When Are RL Hyperparameters Benign? A Study in Offline Goal-Conditioned RL
Jan Malte Töpperwien, Aditya Mohan, Marius Lindauer
TL;DR
The paper addresses whether hyperparameter sensitivity in RL is intrinsic or amplified by training dynamics, by studying offline goal-conditioned RL with fixed data and controlled data-quality shifts. It contrasts bootstrapped TD learning (HIQL) with a non-TD quasimetric objective (QRL) and introduces inter-goal gradient alignment as a mechanistic diagnostic for sensitivity. Across stationary and non-stationary regimes, hyperparameter landscapes in offline GCRL are generally benign, but HIQL exhibits sharper optima and phase drift under data-quality schedules, while QRL retains broad near-optimal regions once modest expert data is present. The authors connect these differences to destructive inter-goal gradient interference in HIQL, suggesting that bootstrapping dynamics, rather than exploration alone, drive brittleness. Practically, the results imply that non-TD objectives may offer more robust hyperparameter behavior under distribution shifts, while TD-based methods may require adaptive stabilization or retuning across training phases.
Abstract
Hyperparameter sensitivity in Deep Reinforcement Learning (RL) is often accepted as unavoidable.

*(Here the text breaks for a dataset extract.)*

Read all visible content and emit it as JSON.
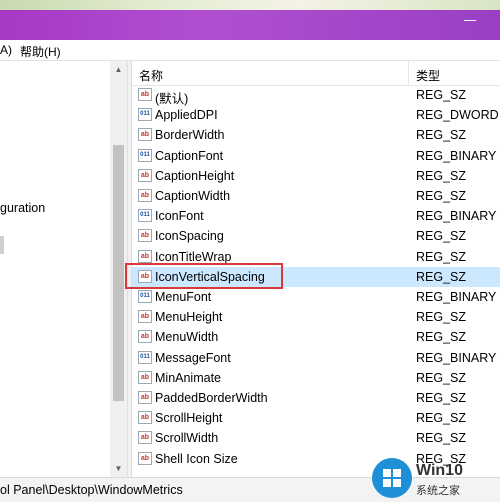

However, it remains unclear whether it is intrinsic to the RL problem or exacerbated by specific training mechanisms. We investigate this question in offline goal-conditioned RL, where data distributions are fixed, and non-stationarity can be explicitly controlled via scheduled shifts in data quality. Additionally, we study varying data qualities under both stationary and non-stationary regimes, and cover two representative algorithms: HIQL (bootstrapped TD-learning) and QRL (quasimetric representation learning). Overall, we observe substantially greater robustness to changes in hyperparameter configurations than commonly reported for online RL, even under controlled non-stationarity. Once modest expert data is present ($\approx$ 20\%), QRL maintains broad, stable near-optimal regions, while HIQL exhibits sharp optima that drift significantly across training phases. To explain this divergence, we introduce an inter-goal gradient alignment diagnostic. We find that bootstrapped objectives exhibit stronger destructive gradient interference, which coincides directly with hyperparameter sensitivity. These results suggest that high sensitivity to changes in hyperparameter configurations during training is not inevitable in RL, but is amplified by the dynamics of bootstrapping, offering a pathway toward more robust algorithmic objective design.